The upside of Bureaucratic cultures is stability and efficiency – as long as the external environment is also stable. When circumstances and influences aren’t stable, Bureaucratic cultures have a hard time keeping up with rapid change. (Every so often, I hear someone complain, “We can’t move the boxes on the org chart fast enough to keep up.” This is the sound of a Bureaucratic culture falling behind in a high change environment.)
Both Power and Bureaucratic cultures assume that people can’t really be trusted and therefore, attempt to control them so they don’t do something stupid, and manipulate them so they don’t slack off.
Achievement cultures hold a belief that people like their work and want to contribute – rewards are intrinsic to the work. The organization has a clear purpose, and people willing sign on to achieve that goal. People make decision in reference to the overall mission/purpose rather than in reference to a person who has power.
When the work, Achievement cultures are high-energy and exciting. People seek out what needs doing and do it.
The downside can be under-organization (which people compensate for with “can do” attitude) and burnout.
Relationship cultures value the humans who work there: people aren’t just cogs in a production machine. People come to work because they care about the people they work with, and feel cared for by their co-workers. People communicate openly, cooperate, and help each other out.
Relationship cultures can feel wonderful… and they need a dose of Achievement culture to stay results oriented.

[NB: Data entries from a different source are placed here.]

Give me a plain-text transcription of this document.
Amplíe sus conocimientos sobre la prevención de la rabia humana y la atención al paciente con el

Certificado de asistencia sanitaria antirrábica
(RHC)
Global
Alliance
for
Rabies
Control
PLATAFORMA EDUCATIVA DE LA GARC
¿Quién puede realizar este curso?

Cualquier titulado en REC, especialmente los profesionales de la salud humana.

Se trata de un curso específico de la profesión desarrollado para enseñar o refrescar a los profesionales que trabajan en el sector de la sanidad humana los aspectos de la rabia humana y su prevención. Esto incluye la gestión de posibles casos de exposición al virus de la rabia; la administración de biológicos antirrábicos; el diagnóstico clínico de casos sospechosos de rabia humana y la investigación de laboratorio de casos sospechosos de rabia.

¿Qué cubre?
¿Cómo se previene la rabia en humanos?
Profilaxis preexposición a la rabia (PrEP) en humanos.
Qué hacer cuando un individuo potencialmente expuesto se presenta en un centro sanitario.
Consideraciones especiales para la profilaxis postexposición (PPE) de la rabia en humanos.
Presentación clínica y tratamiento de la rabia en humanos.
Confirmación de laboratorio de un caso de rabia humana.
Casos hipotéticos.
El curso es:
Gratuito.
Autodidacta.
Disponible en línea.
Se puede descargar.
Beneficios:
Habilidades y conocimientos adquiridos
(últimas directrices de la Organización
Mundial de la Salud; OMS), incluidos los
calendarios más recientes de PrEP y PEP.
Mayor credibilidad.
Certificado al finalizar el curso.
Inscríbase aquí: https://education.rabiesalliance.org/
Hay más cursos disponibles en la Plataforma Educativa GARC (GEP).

On the downside, Relationship cultures can be so conflict averse that people sweep serious problems under the rug.
Most companies have a mix of these cultural characteristics, or have pockets of different culture with in the dominant culture.
In my experience, a mix of Achievement and Relationship cultures is more conducive to Agile methods—it's a natural fit. OTOH, it’s an uphill battle to introduce Agile methods in a Power or Bureaucratic culture because the values and principles behind Agile methods are at odds with the values of the dominant culture.
That doesn’t say you can’t use Agile methods in those cultures; Agile may thrive in pockets within a larger Power or Bureaucratic organization. But widespread adoption/adaptation of Agile methods will work better with attention to shaping the culture to support Agile principles and values around self-organization, collaboration, and adaptation.